Data cleansing tools are used in the intermediate staging area. The tools in this category have been around for a number of years. A data cleansing tool cleans names, addresses and other data that can be compared to an independent source. These tools are responsible for parsing, standardizing, and verifying data against known lists such as U.S. Postal Codes. The data cleansing tools contain features which perform the following functions:
  • Data parsing (elementizing)- breaks a record into atomic units that can be used in subsequent steps. Parsing includes placing elements of a record into the correct fields. In the following example “ST” is used in a variety of ways:

    Elizabeth St. Francis
    1130 1st St.
    St. 101
    St. Paul, MN 50505
  • Data standardization- converts the data elements to forms that are standard throughout the data warehouse. For example, all incidences of avenue should be represented as ave., not Avenue, avenue, or av.

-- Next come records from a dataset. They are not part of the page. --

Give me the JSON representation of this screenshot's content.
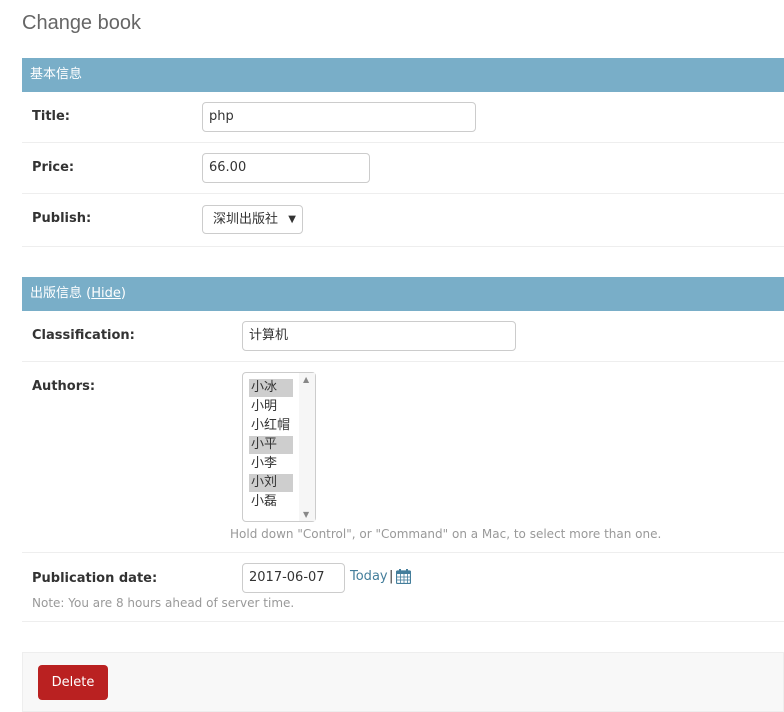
{
  "page": {
    "title": "Change book"
  },
  "fieldset_basic": {
    "header": "基本信息",
    "title_label": "Title:",
    "title_value": "php",
    "price_label": "Price:",
    "price_value": "66.00",
    "publish_label": "Publish:",
    "publish_value": "深圳出版社"
  },
  "fieldset_pub": {
    "header": "出版信息",
    "toggle_open": " (",
    "toggle_link": "Hide",
    "toggle_close": ")",
    "classification_label": "Classification:",
    "classification_value": "计算机",
    "authors_label": "Authors:",
    "authors": [
      {
        "name": "小冰",
        "selected": true
      },
      {
        "name": "小明",
        "selected": false
      },
      {
        "name": "小红帽",
        "selected": false
      },
      {
        "name": "小平",
        "selected": true
      },
      {
        "name": "小李",
        "selected": false
      },
      {
        "name": "小刘",
        "selected": true
      },
      {
        "name": "小磊",
        "selected": false
      }
    ],
    "authors_help": "Hold down \"Control\", or \"Command\" on a Mac, to select more than one.",
    "pubdate_label": "Publication date:",
    "pubdate_value": "2017-06-07",
    "today_label": "Today",
    "separator": "|",
    "timezone_note": "Note: You are 8 hours ahead of server time."
  },
  "actions": {
    "delete_label": "Delete"
  },
  "icons": {
    "calendar": "calendar-icon"
  },
  "colors": {
    "header": "#79aec8",
    "delete": "#ba2121",
    "link": "#447e9b"
  }
}
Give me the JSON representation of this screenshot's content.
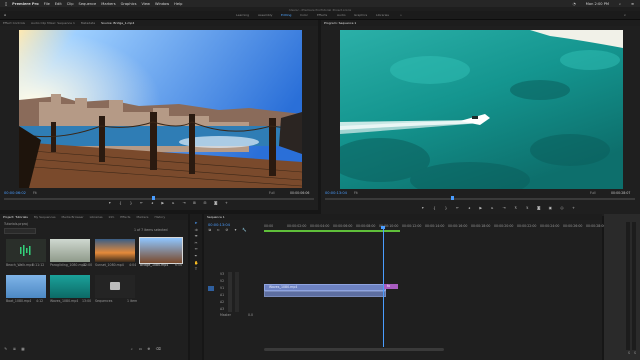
{
  "menubar": {
    "app": "Premiere Pro",
    "items": [
      "File",
      "Edit",
      "Clip",
      "Sequence",
      "Markers",
      "Graphics",
      "View",
      "Window",
      "Help"
    ],
    "clock": "Mon 2:00 PM"
  },
  "title": "/Users/…/Premiere Pro/Tutorial_Project.prproj",
  "workspaces": [
    "Learning",
    "Assembly",
    "Editing",
    "Color",
    "Effects",
    "Audio",
    "Graphics",
    "Libraries"
  ],
  "source_panel": {
    "tabs": [
      "Effect Controls",
      "Audio Clip Mixer: Sequence 1",
      "Metadata",
      "Source: Bridge_1.mp4"
    ],
    "timecode_in": "00:00:06:02",
    "fit": "Fit",
    "duration": "00:00:06:06",
    "ratio": "Full"
  },
  "program_panel": {
    "tab": "Program: Sequence 1",
    "timecode_in": "00:00:13:04",
    "fit": "Fit",
    "ratio": "Full",
    "duration": "00:00:28:07"
  },
  "project_panel": {
    "tabs": [
      "Project: Tutorials",
      "My Sequences",
      "Media Browser",
      "Libraries",
      "Info",
      "Effects",
      "Markers",
      "History"
    ],
    "project_file": "Tutorials.prproj",
    "item_count": "1 of 7 items selected",
    "items": [
      {
        "name": "Beach_Walk.mp4",
        "dur": "0:11:12"
      },
      {
        "name": "Paragliding_1080.mp4",
        "dur": "12:00"
      },
      {
        "name": "Sunset_1080.mp4",
        "dur": "4:04"
      },
      {
        "name": "Bridge_1080.mp4",
        "dur": "6:06"
      },
      {
        "name": "Boat_1080.mp4",
        "dur": "4:12"
      },
      {
        "name": "Waves_1080.mp4",
        "dur": "13:00"
      },
      {
        "name": "Sequences",
        "dur": "1 item"
      }
    ]
  },
  "timeline": {
    "tab": "Sequence 1",
    "timecode": "00:00:13:04",
    "ruler": [
      "00:00",
      "00:00:02:00",
      "00:00:04:00",
      "00:00:06:00",
      "00:00:08:00",
      "00:00:10:00",
      "00:00:12:00",
      "00:00:14:00",
      "00:00:16:00",
      "00:00:18:00",
      "00:00:20:00",
      "00:00:22:00",
      "00:00:24:00",
      "00:00:26:00",
      "00:00:28:00"
    ],
    "video_tracks": [
      "V3",
      "V2",
      "V1"
    ],
    "audio_tracks": [
      "A1",
      "A2",
      "A3"
    ],
    "master": "Master",
    "master_value": "0.0",
    "clip_video": "Waves_1080.mp4",
    "clip_label_purple": "fx"
  },
  "colors": {
    "accent_blue": "#4a9dff",
    "playhead": "#4a9dff",
    "clip_video": "#6d82c2",
    "clip_purple": "#a85cc0"
  }
}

  • Data correction and verification- matches data against know lists, such as U.S. Postal Codes, product lists, internal customer lists.
  • Record matching- determines whether two records represent data on the same subject. For example, the following two records probably represent the same person:

    Sue Smith
    19 Rt 9G
    Hyde Park, NY 12538 (914)229-1111

    AND

    Suzanne Smith
    19 North Road
    Hyde Park, NY 12538
    (914)229-1111

  • Data transformation- ensures consistent mapping between source systems and data warehouse. For example, “1” for male, and “2” for female becomes “M” and “F”.
  • Householding – combining individual records that have the same address.
  • Documenting – documenting the results of the data cleansing steps in the meta data
The third type of tool, the data migration tool, is used in extracting data from a source database, and migrating the data into an intermediate storage area. The migration tools also transfer data from the staging area into the data warehouse. The data migration tool is responsible for converting the data from one platform to another. A migration tool will map the data from the source to the data warehouse. It can also check for Y2K compliance and other simple cleansing activities. There can be a great deal of overlap in these tools and many of the same features are found in tools of each category.